Posted by fidest press agency su mercoledì, 6 luglio 2011

Come può un pluri-mega-milionario, presidente del Consiglio, signore e padrone della tv, pubblica e privata, racimolare i soldi da versare a Carlo De Benedetti per il Lodo Mondadori, che guarda un po’ il caso arriverà a sentenza proprio alla fine della prossima settimana? Lo aveva detto chiaro e tondo il presidente del Consiglio meno di un mese fa: se mi condannano dove li trovo i soldi per pagare? Così, una manina, la stessa di ogni volta che ci prova a imbrogliare la democrazia, ha infilato tra le pieghe della manovra una disposizione che obbliga i giudici a sospendere le pronunce di condanna a cifre superiori ai 20 milioni di euro. Guarda un po’ il caso quello che serve alla Fininvest per non pagare subito i danni a De Benedetti. La spiegazione che dalla maggioranza hanno sollevato è il doppio schiaffo in faccia ai cittadini, insultante a dir poco. Leggere per credere. “In un momento di congiuntura economica particolarmente sfavorevole, si è ritenuto di contemperare il diritto del creditore e le ragioni del debitore quando le somme di denaro da corrispondere assumono dimensioni di rilevante entità”. Invece, per i poveri cristi nessuna pietà.

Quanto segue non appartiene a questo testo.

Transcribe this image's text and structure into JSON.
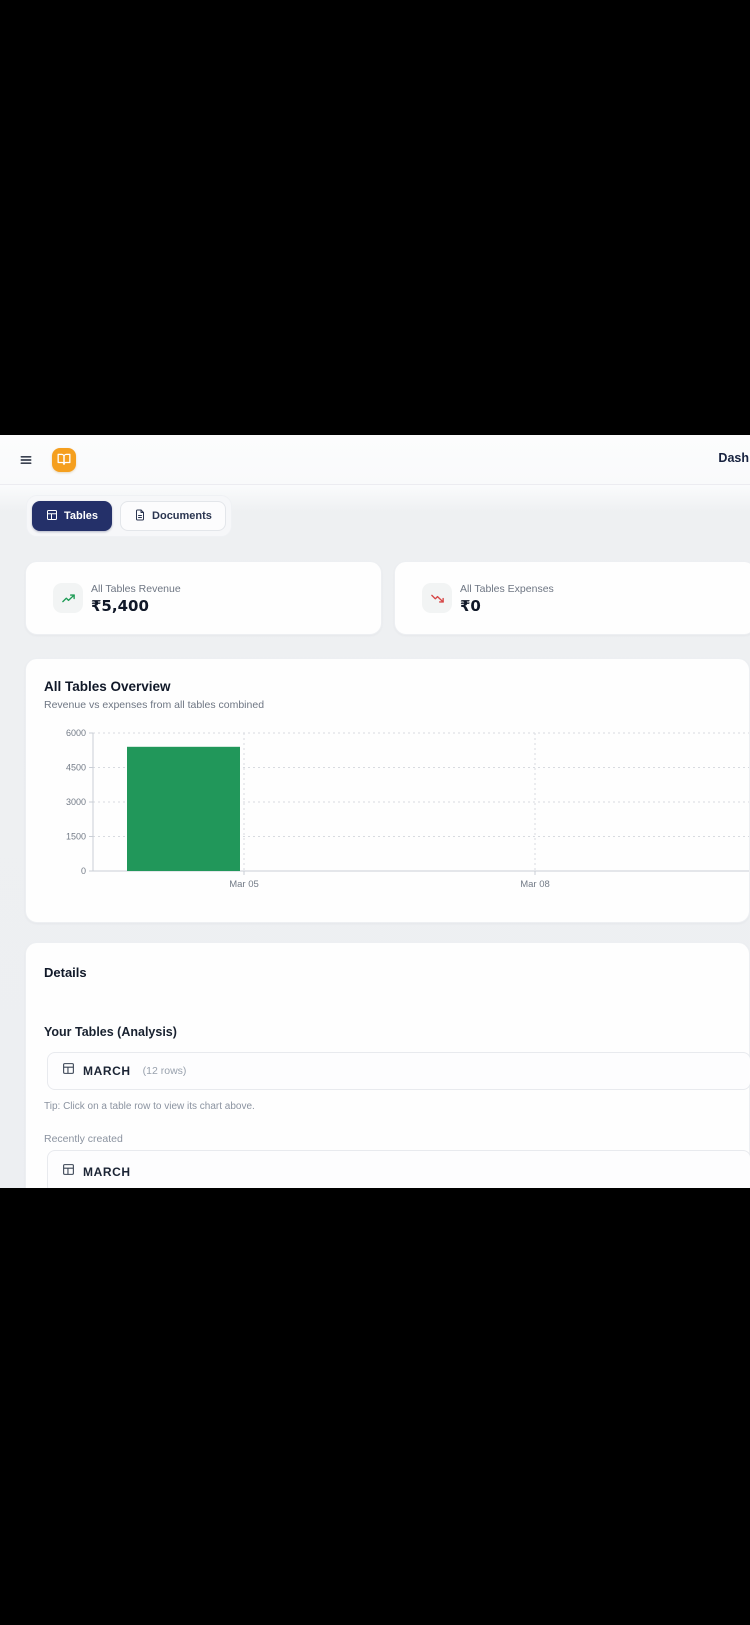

Perché questa norma non è solo l’ennesima vergognosa, insultante, incostituzionale, vergognosa norma ad aziendam ma una norma contro gli italiani, offensiva, irriverente e insultante perché arriva proprio in quella manovra che è un concentrato assurdo di tasse occulte, che mette pesantemente le mani nelle tasche degli italiani, con l’aggravante che si tratta dei ceti medio-bassi. Solo qualche esempio: niente rivalutazione per le pensioni di 1400 euro, che non sono proprio pensioni da nababbo, ticket sanitari da 10 euro, blocco degli stipendi e turnover, tassa sui depositi bancari per i piccoli risparmiatori. I tagli ai costi della politica sono solo per il futuro. Alla faccia del partito degli onesti. Sono disonesti politicamente e intellettualmente. (Massimo Donadi parlamentare Idv) (n.r. come si sa il Presidente del consiglio ha dovuto ritirare la norma ma resta il vulnus alle istituzioni. Prima di tutto perchè il provvedimento è stato infilato all’ultimo momento e non è stata esaminato dal consiglio dei ministri. Se ciò è confermato si tratta di una iniziativa molto grave.)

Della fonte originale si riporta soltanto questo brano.